Watch it on Youtube: https://youtu.be/6x5TkqSeu4M
This first tip, from Sylvain, is something I wished I had known about 30 years ago. I can't imagine how many times I have dropped nuts or washers when trying to fit them onto bolts that are in awkward places, and of course, the washers fall off as soon as you try to attach the nut ...
But there is a solution ... Sylvain says to use a magnet on the nut, which then also holds the washer and you can easily install them both without fumbling around and trying to install them by letting magnetism work for you. Great idea ... thanks Sylvain
Check out the woodworkweb Store at Amazon for Assorted Magnets
This tip comes from Sean ... and attaching sandpaper to flat backing is not new, but attaching 3 different grits to the same backing is something I have not seen before. Most sandpaper does not come with a "sticky" back, so I use a spray adhesive that is fairly easy to get off and holds the sandpaper nicely in the meantime. There are lots of uses for this kind of sanding and I find myself using this method quite often to flatten or size pieces of wood. Thanks, Sean ...
Here's a tip from Todd for anyone ... who likes... seems to get their fair share of wood slivers that seem to want to come off of wood that I am cutting or working with. When you try to take these off or cut them off, I find they always leave a tell-tale sign of breakage along the edge. For years I have tried to glue these little pieces back on because if you take them off, there is so much wood you have to try and round over or flatten down to ... it can mess up a project. Todd's idea is to use a little flossing tool (with dental floss attached) and use it as a tool to get wood inside the crack, in a LIMITED amount, so it doesn't make a big glue mess, then wipe off any access and if you need to, use masking of some other tape for a short period to make sure the sliver is attached until it dries ... Thanks Todd, a useful idea.

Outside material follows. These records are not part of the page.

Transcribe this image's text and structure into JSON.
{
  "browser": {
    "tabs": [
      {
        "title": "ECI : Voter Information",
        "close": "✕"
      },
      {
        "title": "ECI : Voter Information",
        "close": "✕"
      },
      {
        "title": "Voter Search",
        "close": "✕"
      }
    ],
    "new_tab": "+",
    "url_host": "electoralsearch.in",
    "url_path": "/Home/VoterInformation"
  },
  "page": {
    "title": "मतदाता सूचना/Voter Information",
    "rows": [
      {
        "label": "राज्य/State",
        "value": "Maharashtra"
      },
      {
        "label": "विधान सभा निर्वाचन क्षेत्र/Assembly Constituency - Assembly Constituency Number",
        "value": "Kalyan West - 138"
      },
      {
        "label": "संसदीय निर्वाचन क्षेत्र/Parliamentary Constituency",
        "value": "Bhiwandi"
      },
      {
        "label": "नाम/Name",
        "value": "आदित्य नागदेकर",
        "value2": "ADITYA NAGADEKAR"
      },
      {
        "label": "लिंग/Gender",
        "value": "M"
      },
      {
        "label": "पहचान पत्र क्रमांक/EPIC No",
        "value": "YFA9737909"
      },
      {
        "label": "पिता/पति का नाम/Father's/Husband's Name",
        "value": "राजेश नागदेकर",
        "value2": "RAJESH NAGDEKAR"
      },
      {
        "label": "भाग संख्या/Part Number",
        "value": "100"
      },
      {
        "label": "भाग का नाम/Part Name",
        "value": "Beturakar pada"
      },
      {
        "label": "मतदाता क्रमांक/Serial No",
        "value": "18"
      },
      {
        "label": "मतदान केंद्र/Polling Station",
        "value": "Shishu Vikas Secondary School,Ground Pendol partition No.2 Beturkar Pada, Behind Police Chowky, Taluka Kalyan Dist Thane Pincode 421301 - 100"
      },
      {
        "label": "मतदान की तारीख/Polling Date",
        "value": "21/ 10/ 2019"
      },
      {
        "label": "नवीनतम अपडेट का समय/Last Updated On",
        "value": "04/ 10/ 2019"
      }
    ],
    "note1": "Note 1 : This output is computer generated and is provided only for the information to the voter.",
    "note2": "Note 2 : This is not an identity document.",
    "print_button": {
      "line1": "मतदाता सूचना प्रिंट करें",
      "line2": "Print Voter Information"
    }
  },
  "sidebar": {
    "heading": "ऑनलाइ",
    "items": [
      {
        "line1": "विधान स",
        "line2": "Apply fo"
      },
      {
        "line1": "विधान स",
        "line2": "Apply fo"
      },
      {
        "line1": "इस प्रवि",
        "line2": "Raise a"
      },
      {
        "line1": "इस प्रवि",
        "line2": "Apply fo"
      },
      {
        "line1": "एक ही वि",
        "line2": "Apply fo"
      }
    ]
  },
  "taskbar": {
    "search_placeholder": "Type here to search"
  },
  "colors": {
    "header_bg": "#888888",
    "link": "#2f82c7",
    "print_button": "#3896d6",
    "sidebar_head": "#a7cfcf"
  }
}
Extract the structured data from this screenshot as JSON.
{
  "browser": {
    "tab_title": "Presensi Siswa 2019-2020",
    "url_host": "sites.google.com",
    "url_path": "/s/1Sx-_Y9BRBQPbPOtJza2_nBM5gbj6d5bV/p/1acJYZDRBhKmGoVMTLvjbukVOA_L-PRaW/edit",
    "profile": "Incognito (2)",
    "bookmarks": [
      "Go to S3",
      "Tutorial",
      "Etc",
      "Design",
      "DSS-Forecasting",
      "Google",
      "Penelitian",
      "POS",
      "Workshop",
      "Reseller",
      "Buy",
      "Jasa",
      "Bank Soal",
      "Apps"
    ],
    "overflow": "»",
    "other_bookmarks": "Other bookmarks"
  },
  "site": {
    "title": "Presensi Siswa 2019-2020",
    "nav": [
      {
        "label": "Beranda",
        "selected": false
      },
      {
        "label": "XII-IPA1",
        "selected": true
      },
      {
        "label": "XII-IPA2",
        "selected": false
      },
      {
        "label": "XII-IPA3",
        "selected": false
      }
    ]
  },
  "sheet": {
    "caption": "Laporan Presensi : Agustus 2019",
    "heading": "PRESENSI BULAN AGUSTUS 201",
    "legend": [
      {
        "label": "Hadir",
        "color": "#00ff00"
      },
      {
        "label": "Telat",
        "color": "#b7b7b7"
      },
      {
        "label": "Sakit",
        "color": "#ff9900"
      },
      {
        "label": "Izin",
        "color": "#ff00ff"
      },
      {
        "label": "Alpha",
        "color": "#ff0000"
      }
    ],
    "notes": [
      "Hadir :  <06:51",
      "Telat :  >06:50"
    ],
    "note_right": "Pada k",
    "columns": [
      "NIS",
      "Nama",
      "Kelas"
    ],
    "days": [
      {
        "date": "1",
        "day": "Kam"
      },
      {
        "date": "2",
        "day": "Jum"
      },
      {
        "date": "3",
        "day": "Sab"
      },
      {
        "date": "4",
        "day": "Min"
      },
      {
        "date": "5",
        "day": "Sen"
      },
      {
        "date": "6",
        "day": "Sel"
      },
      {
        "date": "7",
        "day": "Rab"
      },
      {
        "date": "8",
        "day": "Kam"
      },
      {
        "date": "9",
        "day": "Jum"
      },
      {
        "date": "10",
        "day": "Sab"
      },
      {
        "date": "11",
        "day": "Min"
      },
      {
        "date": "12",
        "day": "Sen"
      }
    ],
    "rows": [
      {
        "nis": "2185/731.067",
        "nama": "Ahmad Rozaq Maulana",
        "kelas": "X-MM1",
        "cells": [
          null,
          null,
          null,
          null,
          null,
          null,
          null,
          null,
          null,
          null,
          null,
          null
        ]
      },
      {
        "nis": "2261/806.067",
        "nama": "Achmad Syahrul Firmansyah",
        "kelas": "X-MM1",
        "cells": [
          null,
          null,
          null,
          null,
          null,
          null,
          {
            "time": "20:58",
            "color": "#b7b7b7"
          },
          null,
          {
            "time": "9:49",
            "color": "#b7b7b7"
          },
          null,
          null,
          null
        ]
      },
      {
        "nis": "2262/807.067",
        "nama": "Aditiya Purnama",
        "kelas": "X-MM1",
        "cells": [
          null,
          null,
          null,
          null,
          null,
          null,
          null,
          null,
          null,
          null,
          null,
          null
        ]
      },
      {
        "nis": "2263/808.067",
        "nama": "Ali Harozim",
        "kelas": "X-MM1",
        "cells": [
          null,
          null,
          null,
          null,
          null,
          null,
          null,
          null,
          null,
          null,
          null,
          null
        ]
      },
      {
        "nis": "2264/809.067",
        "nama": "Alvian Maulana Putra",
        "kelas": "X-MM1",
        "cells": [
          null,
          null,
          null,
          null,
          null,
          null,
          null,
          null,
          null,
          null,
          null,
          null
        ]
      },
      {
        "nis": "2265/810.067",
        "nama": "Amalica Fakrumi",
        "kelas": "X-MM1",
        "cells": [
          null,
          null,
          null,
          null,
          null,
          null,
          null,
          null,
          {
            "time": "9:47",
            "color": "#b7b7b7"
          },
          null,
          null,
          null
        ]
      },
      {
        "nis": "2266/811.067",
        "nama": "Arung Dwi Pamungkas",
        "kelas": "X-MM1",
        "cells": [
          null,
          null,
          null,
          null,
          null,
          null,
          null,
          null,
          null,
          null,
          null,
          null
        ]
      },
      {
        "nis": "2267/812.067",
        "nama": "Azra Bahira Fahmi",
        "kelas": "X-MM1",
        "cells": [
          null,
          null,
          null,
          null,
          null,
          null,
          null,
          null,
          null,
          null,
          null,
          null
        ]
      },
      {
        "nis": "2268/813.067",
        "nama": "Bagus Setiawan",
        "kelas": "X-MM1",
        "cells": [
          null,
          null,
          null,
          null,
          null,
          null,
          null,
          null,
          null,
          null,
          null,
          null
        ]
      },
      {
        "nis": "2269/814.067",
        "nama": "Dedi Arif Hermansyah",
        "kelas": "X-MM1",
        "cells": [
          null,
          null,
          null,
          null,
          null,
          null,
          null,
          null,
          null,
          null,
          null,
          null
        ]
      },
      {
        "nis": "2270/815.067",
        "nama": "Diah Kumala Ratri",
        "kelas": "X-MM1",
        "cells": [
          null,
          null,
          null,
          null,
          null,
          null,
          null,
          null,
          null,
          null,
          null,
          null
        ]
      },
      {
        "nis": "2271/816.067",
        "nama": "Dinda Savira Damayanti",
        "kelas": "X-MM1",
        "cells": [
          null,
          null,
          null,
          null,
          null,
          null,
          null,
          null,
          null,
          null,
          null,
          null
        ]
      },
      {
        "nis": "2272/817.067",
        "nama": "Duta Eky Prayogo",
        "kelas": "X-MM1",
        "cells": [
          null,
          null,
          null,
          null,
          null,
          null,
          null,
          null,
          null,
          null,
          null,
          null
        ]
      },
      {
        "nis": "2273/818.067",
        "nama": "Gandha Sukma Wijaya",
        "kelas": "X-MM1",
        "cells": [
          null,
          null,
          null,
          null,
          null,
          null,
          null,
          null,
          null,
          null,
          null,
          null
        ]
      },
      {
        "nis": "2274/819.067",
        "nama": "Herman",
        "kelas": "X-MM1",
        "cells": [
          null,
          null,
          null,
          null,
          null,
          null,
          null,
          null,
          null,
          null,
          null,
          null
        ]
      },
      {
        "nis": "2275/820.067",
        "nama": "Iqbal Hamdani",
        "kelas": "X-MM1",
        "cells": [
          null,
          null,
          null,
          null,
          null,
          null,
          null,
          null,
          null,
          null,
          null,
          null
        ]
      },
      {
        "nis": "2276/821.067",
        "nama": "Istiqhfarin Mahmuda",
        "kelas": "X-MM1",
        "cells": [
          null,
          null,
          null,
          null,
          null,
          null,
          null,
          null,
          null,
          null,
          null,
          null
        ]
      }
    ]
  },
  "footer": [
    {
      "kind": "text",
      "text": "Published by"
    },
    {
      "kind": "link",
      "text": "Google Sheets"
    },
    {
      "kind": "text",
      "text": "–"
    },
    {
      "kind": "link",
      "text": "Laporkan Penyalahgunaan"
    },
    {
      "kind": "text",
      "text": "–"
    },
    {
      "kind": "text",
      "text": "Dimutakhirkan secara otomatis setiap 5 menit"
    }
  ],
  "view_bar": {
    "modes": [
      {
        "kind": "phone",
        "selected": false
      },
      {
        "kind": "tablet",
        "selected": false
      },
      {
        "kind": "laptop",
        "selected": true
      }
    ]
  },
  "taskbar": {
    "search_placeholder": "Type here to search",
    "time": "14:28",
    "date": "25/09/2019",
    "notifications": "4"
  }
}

Here's a tip from Robert, who like many of us, makes picture frames, but instead of using small finish nails to hold the glass to the wooden frame, Robert is using glass Glazier's Points. These were once very popular for holding the glass against the wooden frames in windows but are not that much used anymore, but are still available. They are easy to install with a flat blade screwdriver, or you could do like the Glass Glazers of the past, and use a putting knife to install them, either way, they are a great way of holding the glass against the frame and ending up with a near flush side for the matting or pictures to be installed .. thanks Robert, great idea.
Glazier's Points available from the woodworkweb Amazon Store HERE
And here is yet another idea I have never seen used in a workshop before ... not saying others have used it, I just have never seen a wooden Parallelogram (I think that is what it is called) that Randy has figured out. It's a pretty simple idea but boy, does it work slick. The main part of having something like this is to make sure it is absolutely parallel, otherwise, its effectiveness is diminished. I decided to make one to see how well it worked and I was so impressed, I am going to make another. The next one I make will have a wooden laminated arms so that they will not warp.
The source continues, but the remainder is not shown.